Whoever wants to protect and conserve, those are the ones that see the inherent value of species other than humans, as well as the value of nature and its biodiversity, says Professor Alex Antonites of the Philosophy Department at the University of Pretoria.
“The quest to let nature go and to let animals fight their own fight does not mean that one has to let things go unhinged completely and that animals are now left to their own fate. The duty of maintaining biodiversity and to disrupt natural processes as little as possible does not necessarily conflict with management or control.”
For the first time since the inception of the Kruger National Park in 1926, ordinary South Africans are now being given the opportunity to do just that – to make suggestions on managing one of the country’s most precious natural treasures.

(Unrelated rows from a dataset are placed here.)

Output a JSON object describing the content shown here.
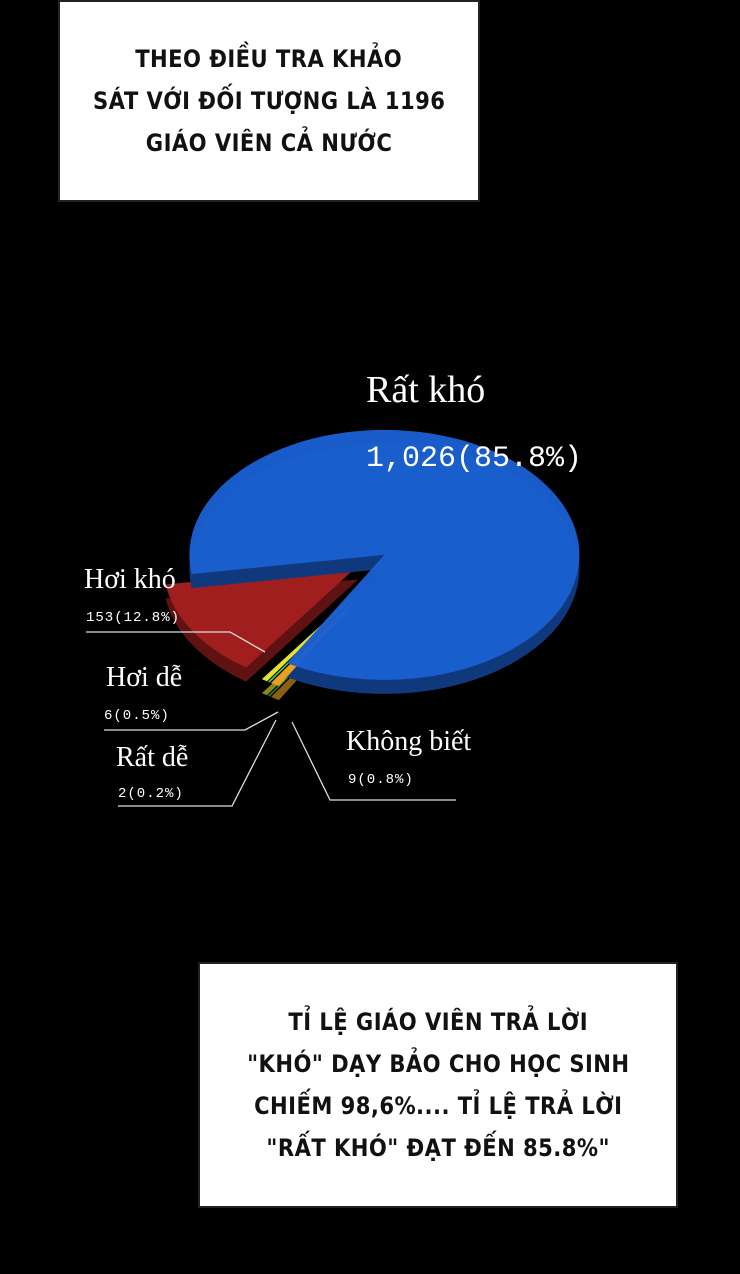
{
  "top_caption": {
    "lines": [
      "THEO ĐIỀU TRA KHẢO",
      "SÁT VỚI ĐỐI TƯỢNG LÀ 1196",
      "GIÁO VIÊN CẢ NƯỚC"
    ]
  },
  "bottom_caption": {
    "lines": [
      "TỈ LỆ GIÁO VIÊN TRẢ LỜI",
      "\"KHÓ\" DẠY BẢO CHO HỌC SINH",
      "CHIẾM 98,6%.... TỈ LỆ TRẢ LỜI",
      "\"RẤT KHÓ\" ĐẠT ĐẾN 85.8%\""
    ]
  },
  "chart_data": {
    "type": "pie",
    "style": "3d-exploded",
    "slices": [
      {
        "label": "Rất khó",
        "value": 1026,
        "percent": 85.8,
        "value_label": "1,026(85.8%)",
        "color": "#1a5fd0"
      },
      {
        "label": "Hơi khó",
        "value": 153,
        "percent": 12.8,
        "value_label": "153(12.8%)",
        "color": "#a01e1e"
      },
      {
        "label": "Hơi dễ",
        "value": 6,
        "percent": 0.5,
        "value_label": "6(0.5%)",
        "color": "#e8e030"
      },
      {
        "label": "Rất dễ",
        "value": 2,
        "percent": 0.2,
        "value_label": "2(0.2%)",
        "color": "#4ccf3a"
      },
      {
        "label": "Không biết",
        "value": 9,
        "percent": 0.8,
        "value_label": "9(0.8%)",
        "color": "#e8a020"
      }
    ]
  }
}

This is good, because times have changed and we have to adapt, after all, it is our wildlife and it does not belong to an exclusive group. However, the extent to which changes and adjustments need to be made is not always clear. Some people want more than just the game viewing experience and campfires. For others, it is precisely the unspoilt that is the attraction.
According to Antonites, it remains valid that we want to protect and preserve the genuine and pristine nature, that which is not disturbed or touched by man’s hand.
“But I wonder if today we can still speak in an absolute sense of a completely unspoilt, wild nature with human culture and civilisation on the other. I doubt the traditional boundary between culture and nature remains. Just about every piece of nature, such as the Kruger National Park, has already been influenced so much by man that we cannot just leave the animals there to their fate.
“The Kruger National Park was established to protect animals in the wild from destruction and extinction. To be entertained in the evenings is certainly not wrong, but to create amenities on a large scale conflicts with the whole idea of visiting a nature reserve. And this applies not only to the Kruger National Park, but to any other similar natural heritage in the world.”